Tuesday, January 24, 2006
Wait and see
Three more stents for Robert. Six of the seven previous ones were not medicated. If they were it would have helped a lot with his recovery. I spoke to him on the phone immediately after the procedure and he sounded positive and alert. Recovery this time will be quicker. Still, we haven't decided what to do about Mexico. Of course Loreto is not the best place to be if you have medical problems.
Meanwhile Allison and I carried on. This morning our hot water ran out. I stopped at the CaliGas facility and spoke in horrible Spanish to the manager there asking for someone to please bring me propane. Normally, Robert disconnects the tanks and takes them to be filled. They weigh too much for me to handle. Amazingly, the delivery men showed up thirty minutes before the scheduled time. My electricity had also disappeared and when I mentioned it, "Diego" went out to the street and flipped the breaker box. Gas and electricity! Someone was watching out for me. This town is so small it would be easy to enlist help if you needed it. Every day I meet more people from vendors, to shopkeepers, to neighbors. Everyone is so kind even when I am butchering their language.

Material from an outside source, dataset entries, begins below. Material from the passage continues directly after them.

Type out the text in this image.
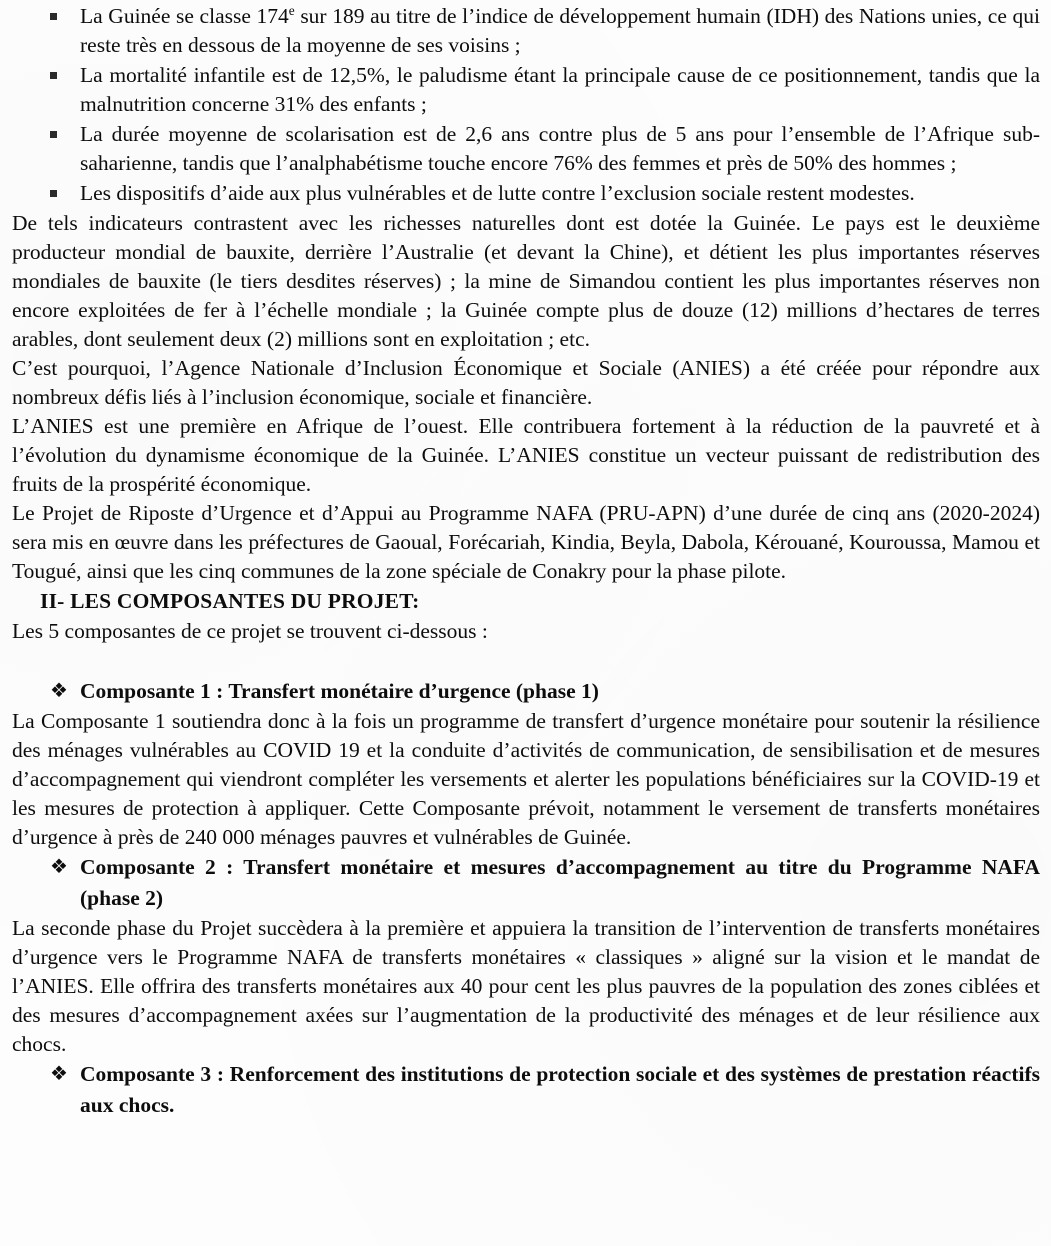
La Guinée se classe 174e sur 189 au titre de l’indice de développement humain (IDH) des Nations unies, ce qui reste très en dessous de la moyenne de ses voisins ;
La mortalité infantile est de 12,5%, le paludisme étant la principale cause de ce positionnement, tandis que la malnutrition concerne 31% des enfants ;
La durée moyenne de scolarisation est de 2,6 ans contre plus de 5 ans pour l’ensemble de l’Afrique sub-saharienne, tandis que l’analphabétisme touche encore 76% des femmes et près de 50% des hommes ;
Les dispositifs d’aide aux plus vulnérables et de lutte contre l’exclusion sociale restent modestes.

De tels indicateurs contrastent avec les richesses naturelles dont est dotée la Guinée. Le pays est le deuxième producteur mondial de bauxite, derrière l’Australie (et devant la Chine), et détient les plus importantes réserves mondiales de bauxite (le tiers desdites réserves) ; la mine de Simandou contient les plus importantes réserves non encore exploitées de fer à l’échelle mondiale ; la Guinée compte plus de douze (12) millions d’hectares de terres arables, dont seulement deux (2) millions sont en exploitation ; etc.

C’est pourquoi, l’Agence Nationale d’Inclusion Économique et Sociale (ANIES) a été créée pour répondre aux nombreux défis liés à l’inclusion économique, sociale et financière.

L’ANIES est une première en Afrique de l’ouest. Elle contribuera fortement à la réduction de la pauvreté et à l’évolution du dynamisme économique de la Guinée. L’ANIES constitue un vecteur puissant de redistribution des fruits de la prospérité économique.

Le Projet de Riposte d’Urgence et d’Appui au Programme NAFA (PRU-APN) d’une durée de cinq ans (2020-2024) sera mis en œuvre dans les préfectures de Gaoual, Forécariah, Kindia, Beyla, Dabola, Kérouané, Kouroussa, Mamou et Tougué, ainsi que les cinq communes de la zone spéciale de Conakry pour la phase pilote.

II- LES COMPOSANTES DU PROJET:

Les 5 composantes de ce projet se trouvent ci-dessous :

❖ Composante 1 : Transfert monétaire d’urgence (phase 1)

La Composante 1 soutiendra donc à la fois un programme de transfert d’urgence monétaire pour soutenir la résilience des ménages vulnérables au COVID 19 et la conduite d’activités de communication, de sensibilisation et de mesures d’accompagnement qui viendront compléter les versements et alerter les populations bénéficiaires sur la COVID-19 et les mesures de protection à appliquer. Cette Composante prévoit, notamment le versement de transferts monétaires d’urgence à près de 240 000 ménages pauvres et vulnérables de Guinée.

❖ Composante 2 : Transfert monétaire et mesures d’accompagnement au titre du Programme NAFA (phase 2)

La seconde phase du Projet succèdera à la première et appuiera la transition de l’intervention de transferts monétaires d’urgence vers le Programme NAFA de transferts monétaires « classiques » aligné sur la vision et le mandat de l’ANIES. Elle offrira des transferts monétaires aux 40 pour cent les plus pauvres de la population des zones ciblées et des mesures d’accompagnement axées sur l’augmentation de la productivité des ménages et de leur résilience aux chocs.

❖ Composante 3 : Renforcement des institutions de protection sociale et des systèmes de prestation réactifs aux chocs.
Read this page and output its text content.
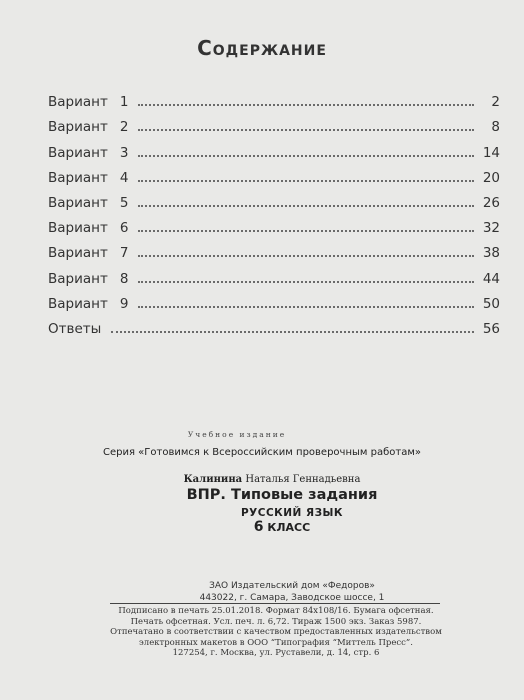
Содержание
Вариант 1	2
Вариант 2	8
Вариант 3	14
Вариант 4	20
Вариант 5	26
Вариант 6	32
Вариант 7	38
Вариант 8	44
Вариант 9	50
Ответы	56
Учебное издание
Серия «Готовимся к Всероссийским проверочным работам»
Калинина Наталья Геннадьевна
ВПР. Типовые задания
РУССКИЙ ЯЗЫК
6 КЛАСС
ЗАО Издательский дом «Федоров»
443022, г. Самара, Заводское шоссе, 1
Подписано в печать 25.01.2018. Формат 84х108/16. Бумага офсетная.
Печать офсетная. Усл. печ. л. 6,72. Тираж 1500 экз. Заказ 5987.
Отпечатано в соответствии с качеством предоставленных издательством
электронных макетов в ООО “Типография “Миттель Пресс”.
127254, г. Москва, ул. Руставели, д. 14, стр. 6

I had two vistors, one being Martha, the woman who will help me purchase furniture in Morelia for our house. When she entered our courtyard calling my name she found me asleep by the pool. I'd been waiting around the house to get a phone call about Robert. The house was so chilly I went out and laid on pool deck in my warm-ups and fleece jacket and gloves and feel asleep in the sun. What a ridiculous sight I must have been. It sounds unbelievable, but it is really chilly here this week.
I let Allison ride home on the back of A.'s bike to her house where I picked them up and brought them to our house to make brownies. Then on to Hawaiian dance class. Having these two sisters at Allison's school has made all the difference in her attitude. I can see her idolizing them and trying to charm them. She is on her way to being her own little person. Thinking of leaving makes me sad just for what Allison would lose, and me for the pleasure of watching her: Watching her gather with friends after school, hula with little girls over the fabric shop, race around the park on the back of someone's bike. Yesterday I let her walk from the park to the Veterinarian/pet store with the girls. She took her tooth fairy money ( oh this week she lost her third tooth) to buy Betsy a toy. The idea of walking anywhere without an adult was unknown to her. Of course, I was parked nearby using the public phone, looking out. She came back with a doggie sweater too small, but she was so giddy about her step into freedom. It's amazing to behold the awakenening. And the thing is what a great stage for it. A small town.